The CBI and Institute of Directors have both waded into the debate over zero-hour contracts, arguing that tenuous labour is a necessary tool in the fight against unemployment. The Financial Times‘ Elizabeth Rigby, Duncan Robinson and Andrea Felsted report:
John Cridland, director-general of the business lobby, said those complaining about such contracts needed a “reality check”…
“These contracts play a vital role as a way of keeping people in employment,” said the head of the employers’ body. “If we hadn’t had this flexible working when the economy contracted, unemployment would have topped 3m – and it didn’t it went to 2.5m.”
Cridland may or may not be correct (the actual numbers do not appear to be based on any research, but even numbers pulled out of thin air may be correct through chance), but somewhat misses the point.

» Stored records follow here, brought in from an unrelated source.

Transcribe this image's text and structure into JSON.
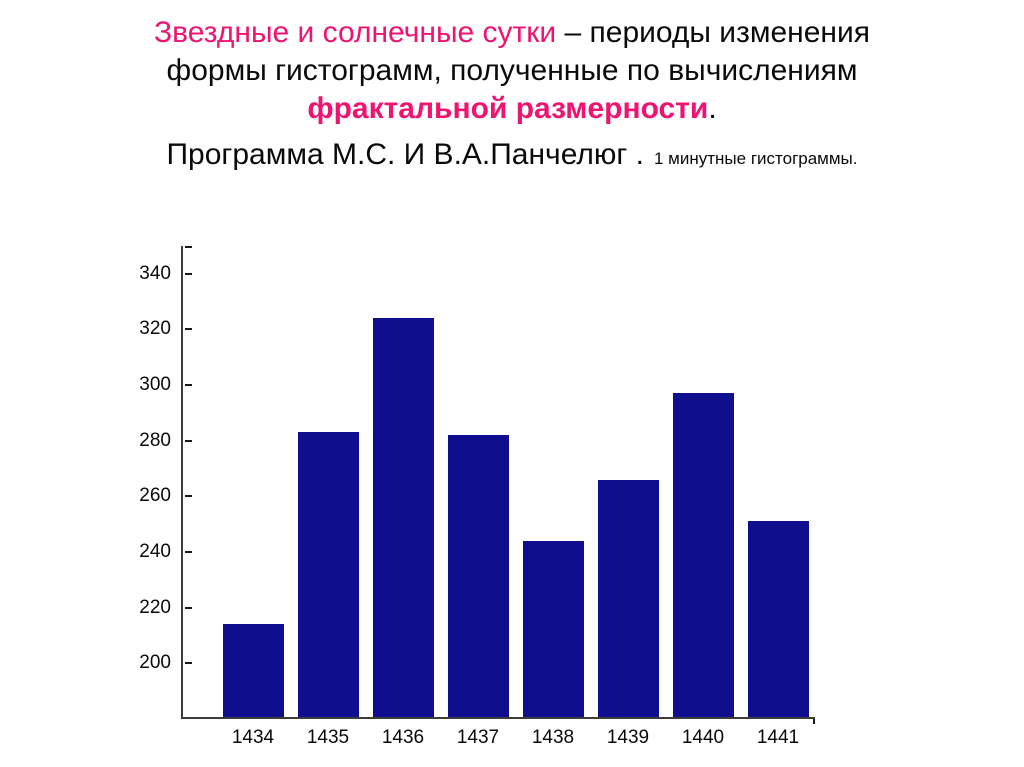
{
  "title": {
    "line1_pink": "Звездные и солнечные сутки",
    "line1_black": " – периоды изменения",
    "line2": "формы гистограмм, полученные по вычислениям",
    "line3_pink": "фрактальной размерности",
    "line3_black": ".",
    "line4_main": "Программа М.С. И В.А.Панчелюг .",
    "line4_small": "1 минутные гистограммы.",
    "pink_color": "#ee1470",
    "text_color": "#0a0a0a"
  },
  "chart_data": {
    "type": "bar",
    "categories": [
      "1434",
      "1435",
      "1436",
      "1437",
      "1438",
      "1439",
      "1440",
      "1441"
    ],
    "values": [
      214,
      283,
      324,
      282,
      244,
      266,
      297,
      251
    ],
    "title": "",
    "xlabel": "",
    "ylabel": "",
    "ylim": [
      180,
      350
    ],
    "yticks": [
      200,
      220,
      240,
      260,
      280,
      300,
      320,
      340
    ],
    "grid": false,
    "legend": "none",
    "bar_color": "#0e0e8f",
    "axis_color": "#3c3c3c",
    "tick_color": "#1a1a1a"
  }
}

People on zero-hours contracts may count as employed even while, for all functional purposes, they have no job. When the ONS is counting employment, anyone who has a currently active zero-hours contract counts as “employed”, even if they haven’t taken a single shift in the week of the survey. And given the anecdotal evidence that employers frequently stop giving employees work as a way of effectively firing them, many of those employees actually are unemployed, then just haven’t been told yet (official statistics on the practice don’t exist for obvious reasons). Dawn Foster details the sort of stories which are common:
One colleague was slightly late two weeks in a row, and when asked why replied she’d had trouble finding a parking space. She didn’t come in the following week. Looking at the month’s rota I saw her name but with no shifts allocated. Two months later I saw her near my house. “Have you got a new job?” I asked. She explained she hadn’t, and that while she’d not been sacked, she hadn’t been offered any shifts and there’d been no explanation.
The ONS explains how they measure zero-hour workers who may be in that trap:
People who are on zero hours contracts count as employed. If they worked at least an hour in the survey reference period they would be counted in the employment numbers as usual. If a survey respondent did not in fact work in the reference period, the first question asked is whether they are ‘temporarily away from a job’ (they could be sick or on leave, etc..). Those on a zero-hours contract should reply to say they have a job to return to. In this instance they would be in employment but listed as having worked no hours
In other words, there are people who are not currently receiving work from an employer, and who will never again receive work from that employer, but who still count as “employed” in national statistics because their employer sees no need to officially fire them. This has additional implications for their lives. Some zero-hour contracts include rules banning the employee from taking work for other employers at the same time, while those who end up “voluntarily” leaving work are unable to claim many out-of-work benefits.
The effect of this on employment statistics is hard to measure, particularly since it is widely believed that employment statistics already fail to capture the full effect of zero-hours employment. The latest figures from the ONS show just over 200,000 people on the contracts, but the FT reports that “research released this week by the Chartered Institute of Personnel and Development claimed there were about 1m zero-hours workers in the UK”. Regardless of the total, however, one thing is clear: for some people, the difference between a zero-hour contract and unemployment is negligible.